Till now I have stored the needed variables and datasets in two different list.
var1=enquo(variable1)
var2=enquo(variable2)
var3=enquo(variable3)
Total=3
listofdfs=list()
listofdfs_1=list()
for(i in 1:8) {
df=sym((paste0("Data",i)))
listofdfs[[i]]=df
}
for(e in 1:Ttoal) {
listofdfs[[e]]= eval(sym(paste0("var",e)))
}
The selected columns will go through this function:
temp_1=function(x,h) {
h=enquo(h)
for(e in 1:Total) {
if(substr(eval(sym(paste0("var",e))),1,3)=="var") {
y= x %>% mutate_at(vars(!!h), ~ replace(., which(.<=5),NA))
return(y)
}
}
}
I was expecting something :
lapply(for each dataset's selected columns,temp_1)
Upvotes: 0
Views: 653
Reputation: 146164
Here's a simple approach that should work:
cols_to_edit = paste0("var", 1:3)
result_list = lapply(list_of_dfs, function(x) {
x[cols_to_edit][x[cols_to_edit] < 5] = NA
return(x)
})
I assume your starting data is in a list called list_of_dfs
, that the names of columns to edit are the same in all data frames, and that you can construct a character vector cols_to_edit
with those names.
Upvotes: 1
Reputation: 76663
Here is a solution to the problem in the question.
First of all, create a test data set.
createData <- function(Total = 3){
numcols <- Total + 1
set.seed(1234)
for(i in 1:8){
tmp <- replicate(numcols, sample(10, 20, TRUE))
tmp <- as.data.frame(tmp)
names(tmp) <- paste0("var", seq_len(numcols))
assign(paste0("Data", i), tmp, envir = .GlobalEnv)
}
}
createData()
Now, the data transformation.
This is much easier if the many dataframes are in a "list"
.
df_list <- mget(ls(pattern = "^Data"))
I will present solutions, a base R solution and a tidyverse
one.

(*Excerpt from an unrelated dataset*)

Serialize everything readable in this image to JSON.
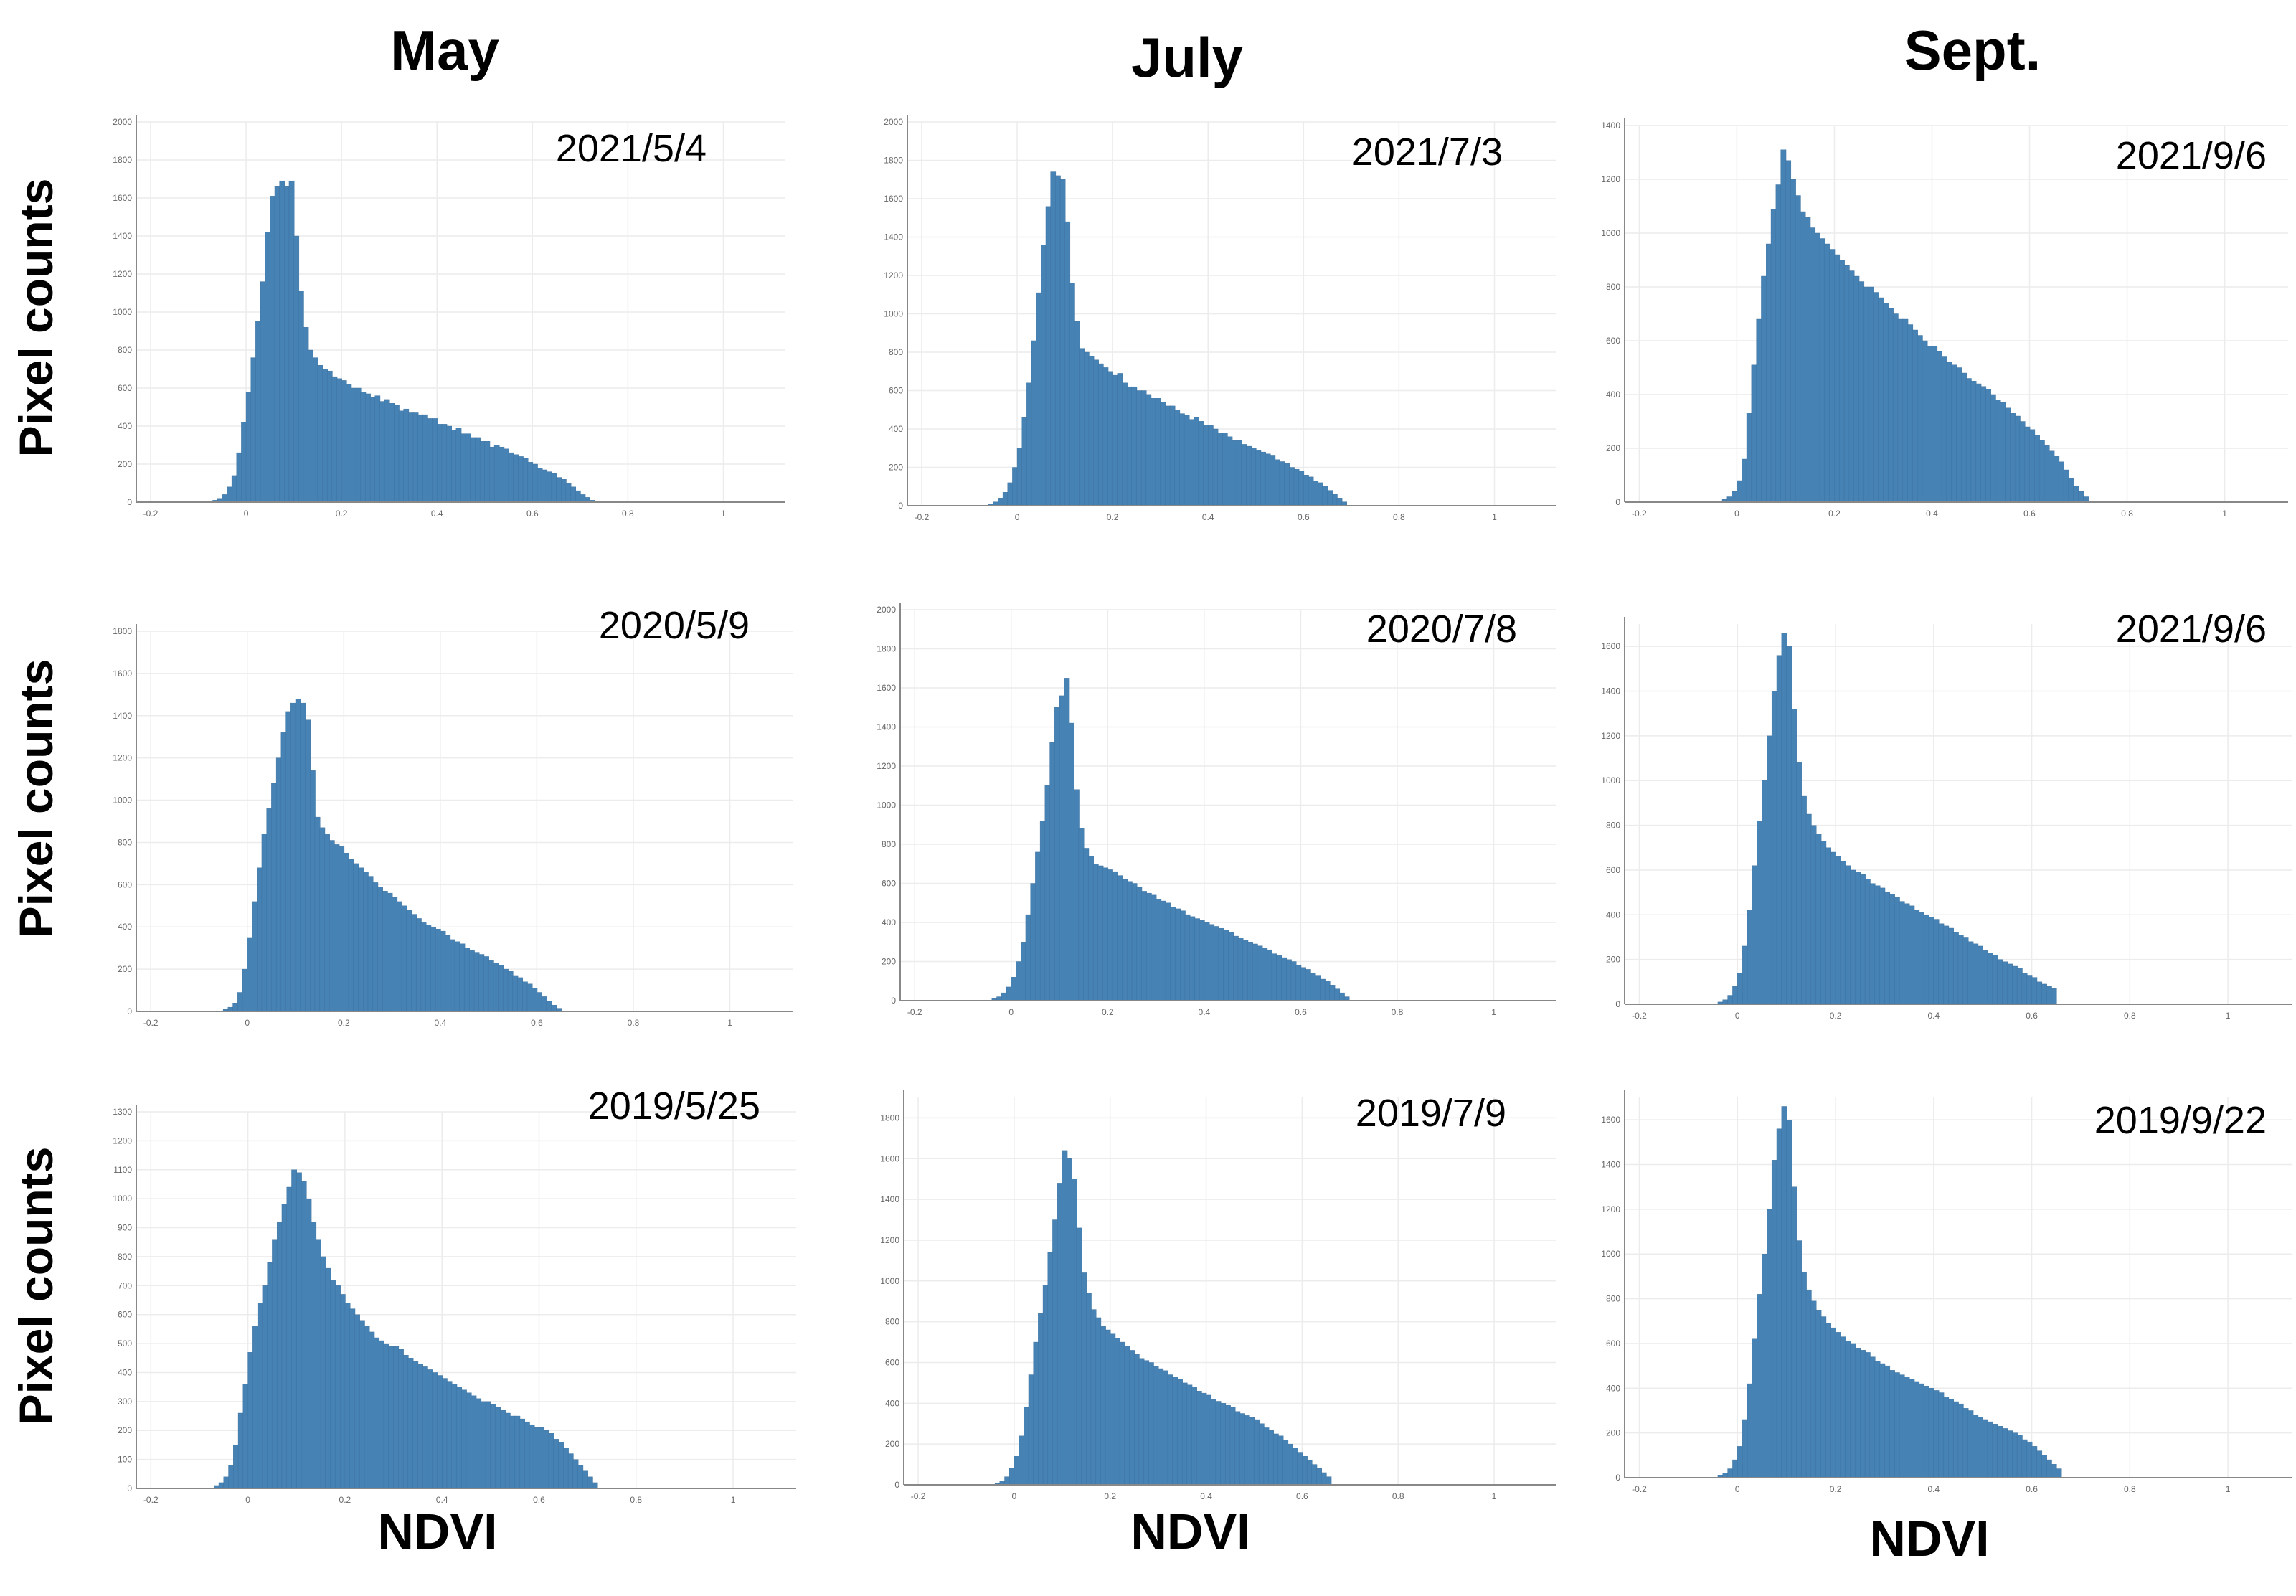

Note that both solutions will use function temp_1
, written in base R only.
library(tidyverse)
temp_1 <- function(x, h){
f <- function(v){
is.na(v) <- v <= 5
v
}
x[h] <- lapply(x[h], f)
x
}
h <- grep("var[123]", names(df_list[[1]]), value = TRUE)
df_list1 <- lapply(df_list, temp_1, h)
df_list2 <- df_list %>% map(temp_1, h)
identical(df_list1, df_list2)
#[1] TRUE
Upvotes: 0